Just a week to go until the last of the year’s big elections: Germans vote on Sunday, with Christian Democrat chancellor Angela Merkel an unbackable favorite to be returned.

Observers are entitled to a little scepticism here, since in 2005 Merkel’s party managed to blow a 20% lead in the opinion polls in a month or two before the election. But there is no sign of such a swing this time, and the Social Democrats are not showing the same powers of recovery that they did under former leader Gerhard Schroeder, who staged remarkable comebacks in 2002 and 2005.

In 2005, a majority of Germans actually voted for a left-wing government, with the SDP, the Greens and the Left party scoring 51% of the vote between them. But the SDP refused to deal with the Left (whose antecedents include the old East German communists) and could not put together a majority without them, so the result was a grand coalition under Merkel between the CDU and the SDP, leaving out the smaller parties.

This time, as the governing partners battle for supremacy, the advantage of incumbency plus the the lacklustre Social Democrat performance puts the Christian Democrats within reach of the goal that eluded them in 2005: being able to dispense with the grand coalition and govern with just the support of the Free Democrats, Germany’s liberal party.

The Free Democrats have been polling strongly, and attracting corresponding media attention — such as this report by Paola Totaro in this morning’s Age, which describes them as running “a textbook conservative campaign”.

Australians are used to a conservative party that describes itself as “liberal”, so this is a tempting but misleading description. The Free Democrats are a genuine liberal party, who have traditionally held the centre ground in German politics, balancing between the CDU and SDP (a place they must to some extent now share with the Greens).

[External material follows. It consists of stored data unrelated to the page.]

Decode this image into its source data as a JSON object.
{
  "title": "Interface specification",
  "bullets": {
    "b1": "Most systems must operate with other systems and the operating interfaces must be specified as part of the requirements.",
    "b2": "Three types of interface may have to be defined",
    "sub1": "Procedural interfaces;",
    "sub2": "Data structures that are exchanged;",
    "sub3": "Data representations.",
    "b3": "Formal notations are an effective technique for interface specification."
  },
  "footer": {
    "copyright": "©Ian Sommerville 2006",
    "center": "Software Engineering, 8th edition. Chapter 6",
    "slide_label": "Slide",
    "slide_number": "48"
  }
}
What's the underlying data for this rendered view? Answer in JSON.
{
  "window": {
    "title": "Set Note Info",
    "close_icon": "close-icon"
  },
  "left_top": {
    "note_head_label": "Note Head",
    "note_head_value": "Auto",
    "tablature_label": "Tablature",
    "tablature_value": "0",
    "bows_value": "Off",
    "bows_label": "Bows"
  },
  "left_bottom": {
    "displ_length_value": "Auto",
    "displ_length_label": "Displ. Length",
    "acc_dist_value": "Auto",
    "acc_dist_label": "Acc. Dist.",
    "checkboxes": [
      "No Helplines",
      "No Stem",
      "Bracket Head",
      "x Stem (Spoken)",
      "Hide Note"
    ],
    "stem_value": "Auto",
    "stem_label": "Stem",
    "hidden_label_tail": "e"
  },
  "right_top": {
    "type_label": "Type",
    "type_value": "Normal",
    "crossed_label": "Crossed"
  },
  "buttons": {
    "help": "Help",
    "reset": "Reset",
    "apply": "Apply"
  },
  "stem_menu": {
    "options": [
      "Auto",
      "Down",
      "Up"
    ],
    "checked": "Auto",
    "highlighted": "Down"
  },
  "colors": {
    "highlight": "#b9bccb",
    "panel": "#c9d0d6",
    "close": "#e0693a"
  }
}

But although they remain socially liberal — epitomised by their openly gay leader — the emphasis in recent years has been more strongly on the free market and pro-business side of their platform, cementing the alliance with the Christian Democrats.

Nor is Germany alone in this respect: in Britain also, the Conservatives and Liberal Democrats are feeling their way towards greater co-operation. Lib Dem leader Nick Clegg is a stronger free marketeer than most of his predecessors, and although he is sceptical of the progressive credentials of David Cameron’s Tories, the two parties are clearly moving in the same general direction.

Liberalism is a broad church, and each party has to find its own niche. But as financial instability replaces terrorism and civil liberties at the forefront of public attention, there seems to be a tendency for liberals to distance themselves from the parties of the traditional left. Sunday will tell us whether German voters approve of the trend.